Il tetto di cristallo

Proprio la crescita professionale, una volta avvenuto l’ingresso in un ambiente di lavoro prevalentemente maschile, è uno dei nodi più difficili da risolvere. Eccellenti professioniste, con tutto il curriculum di studi ed esperienze necessario, si trovano spesso a sbattere la testa contro il cosiddetto “tetto di cristallo”, quella barriera invisibile che impedisce alle donne di raggiungere ruoli di vertice. È un fenomeno purtroppo ampiamente documentato in molti settori, e le STEM non fanno certo eccezione. “I dati europei mostrano che, man mano che si sale nei ruoli scientifici e tecnologici, la presenza femminile diminuisce”, dice Martina Rogato. “È il fenomeno noto come leaky pipeline: le donne entrano, ma molte si perdono lungo il percorso.”

È una perdita di talenti che non danneggia solo le dirette interessate, ma tutto il mondo della ricerca scientifica e tecnologica, e che oggi riguarda da vicino anche la transizione ecologica, come osserva Rogato. “Tutti i settori chiave della transizione (energia, clima, dati ambientali, tecnologie pulite) hanno una componente tecnica fortissima”, conclude Rogato. “Servono ingegnere, data scientists, esperte digitali.
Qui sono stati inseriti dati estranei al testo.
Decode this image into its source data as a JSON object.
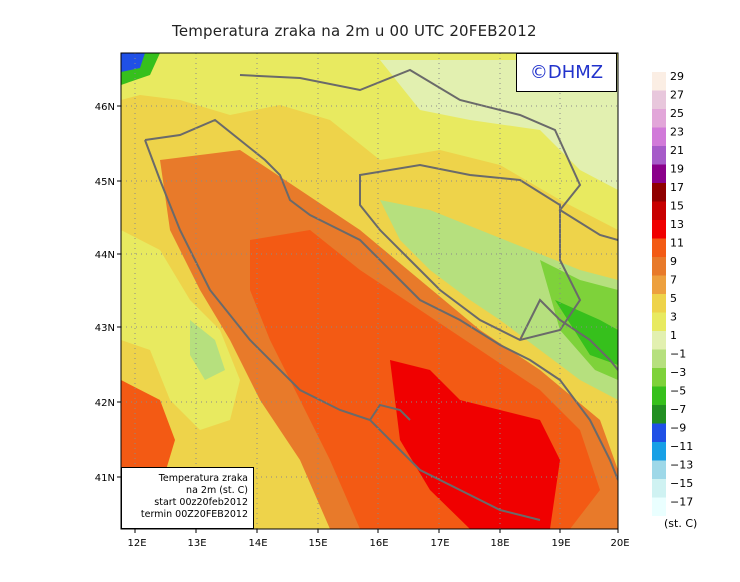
{
  "title": "Temperatura zraka na 2m u 00 UTC 20FEB2012",
  "logo_text": "©DHMZ",
  "info_box": {
    "line1": "Temperatura zraka",
    "line2": "na 2m (st. C)",
    "line3": "start 00z20feb2012",
    "line4": "termin 00Z20FEB2012"
  },
  "lon_ticks": [
    "12E",
    "13E",
    "14E",
    "15E",
    "16E",
    "17E",
    "18E",
    "19E",
    "20E"
  ],
  "lat_ticks": [
    "46N",
    "45N",
    "44N",
    "43N",
    "42N",
    "41N"
  ],
  "legend": {
    "unit": "(st. C)",
    "labels": [
      "29",
      "27",
      "25",
      "23",
      "21",
      "19",
      "17",
      "15",
      "13",
      "11",
      "9",
      "7",
      "5",
      "3",
      "1",
      "−1",
      "−3",
      "−5",
      "−7",
      "−9",
      "−11",
      "−13",
      "−15",
      "−17"
    ],
    "colors": [
      "#fbeee4",
      "#e8c7dc",
      "#e2a6d9",
      "#d17ad9",
      "#a65bc9",
      "#8a008a",
      "#900000",
      "#c80000",
      "#f00000",
      "#f35a14",
      "#e87a2a",
      "#eda03e",
      "#eed34a",
      "#e8ea60",
      "#e2f0b0",
      "#b6e07e",
      "#7ed23a",
      "#36c01c",
      "#228f22",
      "#2050e6",
      "#18a0e6",
      "#9ed8e8",
      "#cff2f2",
      "#eaffff"
    ]
  },
  "colors": {
    "sea_warm": "#f05a14",
    "sea_hot": "#f00000",
    "land_mild": "#e8ea60",
    "coast": "#6a6a6a"
  }
}
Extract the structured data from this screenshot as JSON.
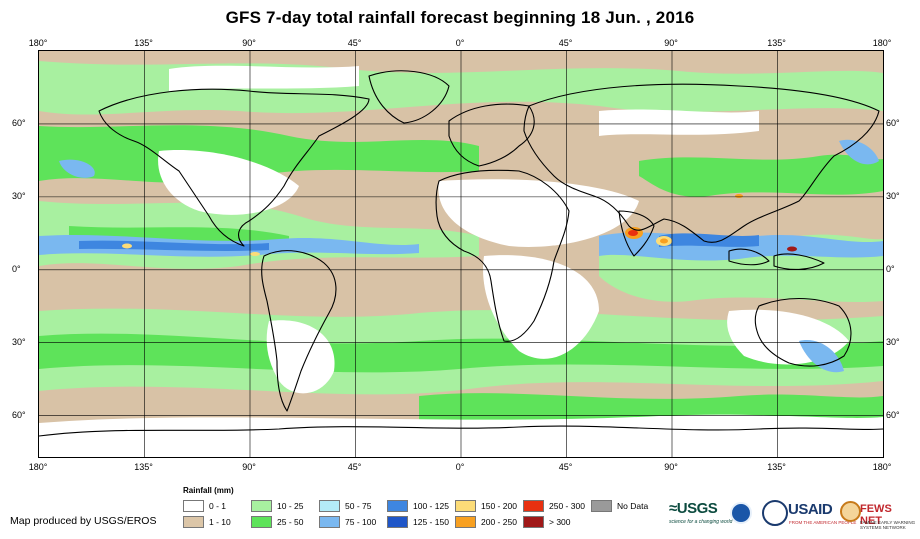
{
  "title": "GFS 7-day total rainfall forecast beginning 18 Jun. , 2016",
  "axes": {
    "lon_labels": [
      "180°",
      "135°",
      "90°",
      "45°",
      "0°",
      "45°",
      "90°",
      "135°",
      "180°"
    ],
    "lon_values": [
      -180,
      -135,
      -90,
      -45,
      0,
      45,
      90,
      135,
      180
    ],
    "lat_labels": [
      "60°",
      "30°",
      "0°",
      "30°",
      "60°"
    ],
    "lat_values": [
      60,
      30,
      0,
      -30,
      -60
    ],
    "lon_range": [
      -180,
      180
    ],
    "lat_range": [
      -77,
      90
    ]
  },
  "legend": {
    "title": "Rainfall (mm)",
    "items": [
      {
        "label": "0 - 1",
        "color": "#ffffff"
      },
      {
        "label": "1 - 10",
        "color": "#dcc6a8"
      },
      {
        "label": "10 - 25",
        "color": "#a8f0a0"
      },
      {
        "label": "25 - 50",
        "color": "#5ee35a"
      },
      {
        "label": "50 - 75",
        "color": "#b4ecf8"
      },
      {
        "label": "75 - 100",
        "color": "#7ab8f0"
      },
      {
        "label": "100 - 125",
        "color": "#3e86e0"
      },
      {
        "label": "125 - 150",
        "color": "#1f56c8"
      },
      {
        "label": "150 - 200",
        "color": "#fcdc78"
      },
      {
        "label": "200 - 250",
        "color": "#f8a020"
      },
      {
        "label": "250 - 300",
        "color": "#e83010"
      },
      {
        "label": "> 300",
        "color": "#a01818"
      },
      {
        "label": "No Data",
        "color": "#9a9a9a"
      }
    ]
  },
  "credit": "Map produced by USGS/EROS",
  "logos": {
    "usgs": "≈USGS",
    "usgs_tagline": "science for a changing world",
    "usaid": "USAID",
    "usaid_tagline": "FROM THE AMERICAN PEOPLE",
    "fews": "FEWS NET",
    "fews_tagline": "FAMINE EARLY WARNING SYSTEMS NETWORK"
  }
}
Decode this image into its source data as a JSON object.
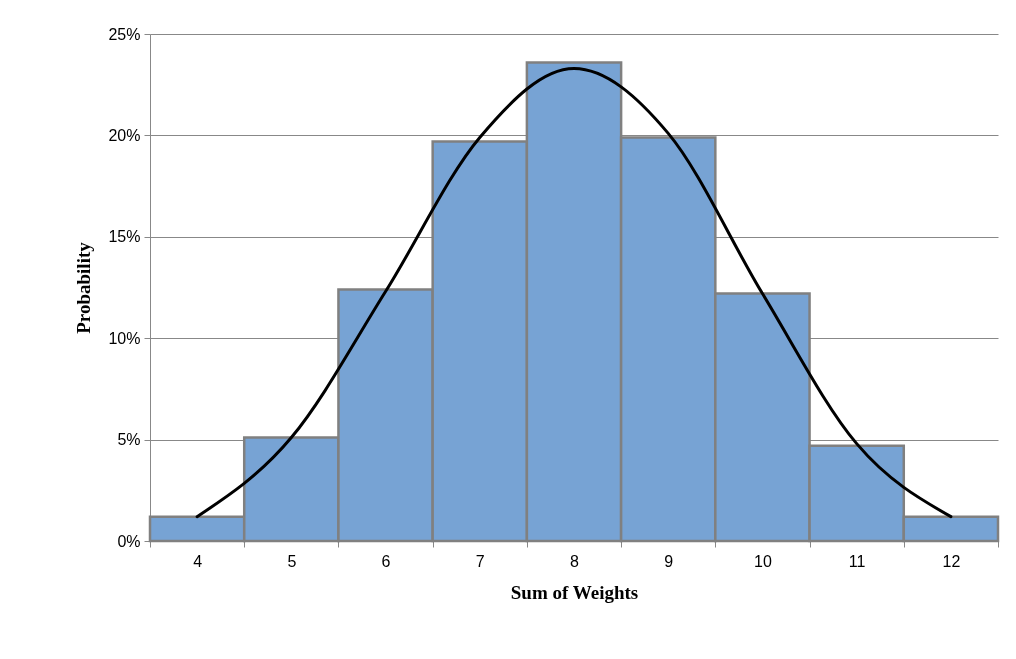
{
  "chart_data": {
    "type": "bar",
    "xlabel": "Sum of Weights",
    "ylabel": "Probability",
    "categories": [
      "4",
      "5",
      "6",
      "7",
      "8",
      "9",
      "10",
      "11",
      "12"
    ],
    "series": [
      {
        "color": "#77a3d4",
        "values": [
          1.2,
          5.1,
          12.4,
          19.7,
          23.6,
          19.9,
          12.2,
          4.7,
          1.2
        ]
      },
      {
        "type": "line",
        "color": "#000000",
        "values": [
          1.2,
          5.1,
          12.3,
          19.9,
          23.3,
          20.1,
          12.2,
          4.8,
          1.2
        ]
      }
    ],
    "ylim": [
      0,
      25
    ],
    "yticks": [
      {
        "value": 0,
        "label": "0%"
      },
      {
        "value": 5,
        "label": "5%"
      },
      {
        "value": 10,
        "label": "10%"
      },
      {
        "value": 15,
        "label": "15%"
      },
      {
        "value": 20,
        "label": "20%"
      },
      {
        "value": 25,
        "label": "25%"
      }
    ],
    "grid": "y"
  }
}
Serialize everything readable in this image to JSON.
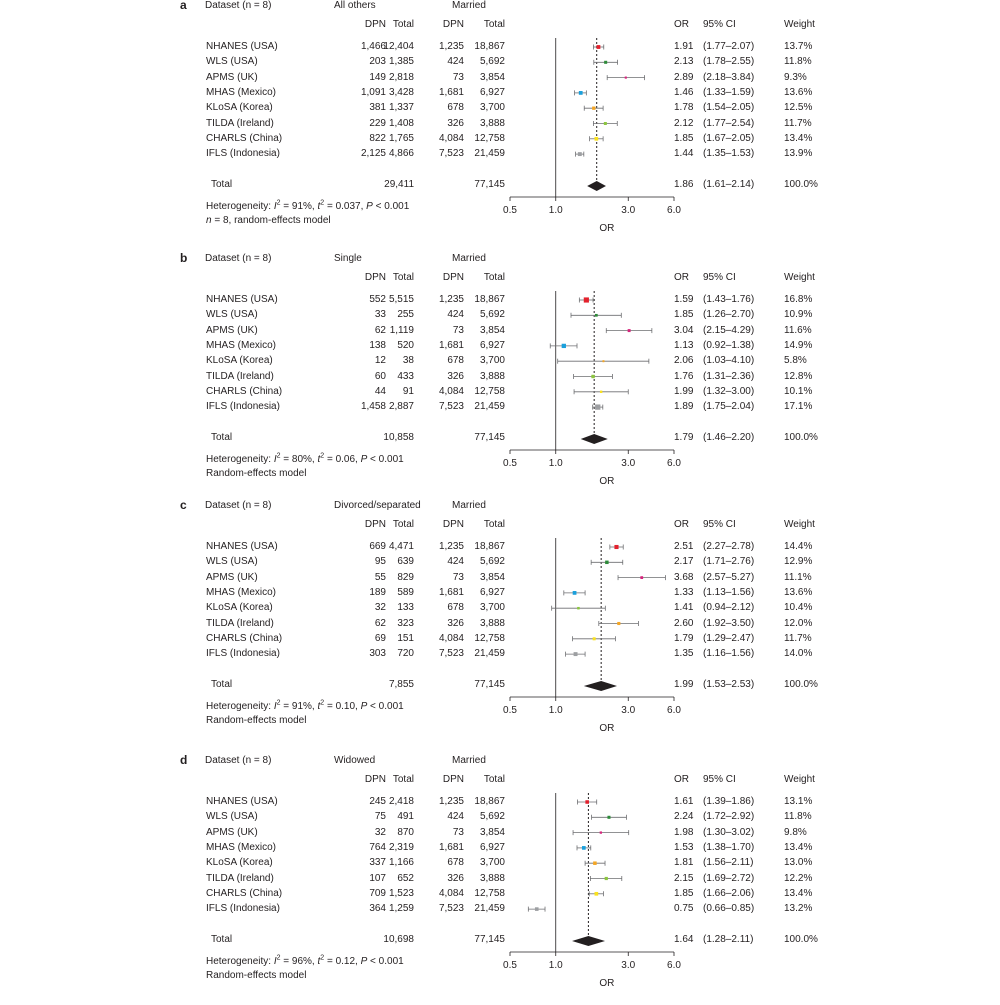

Se le donne restano ai margini di questi percorsi, perdiamo metà del talento disponibile proprio quando servirebbero più competenze. E rischiamo anche di progettare la transizione con uno sguardo parziale. Quindi sì, esiste un tetto di cristallo. E oggi non è solo un tema di equità: è un limite allo sviluppo e alla qualità della nostra transizione green.”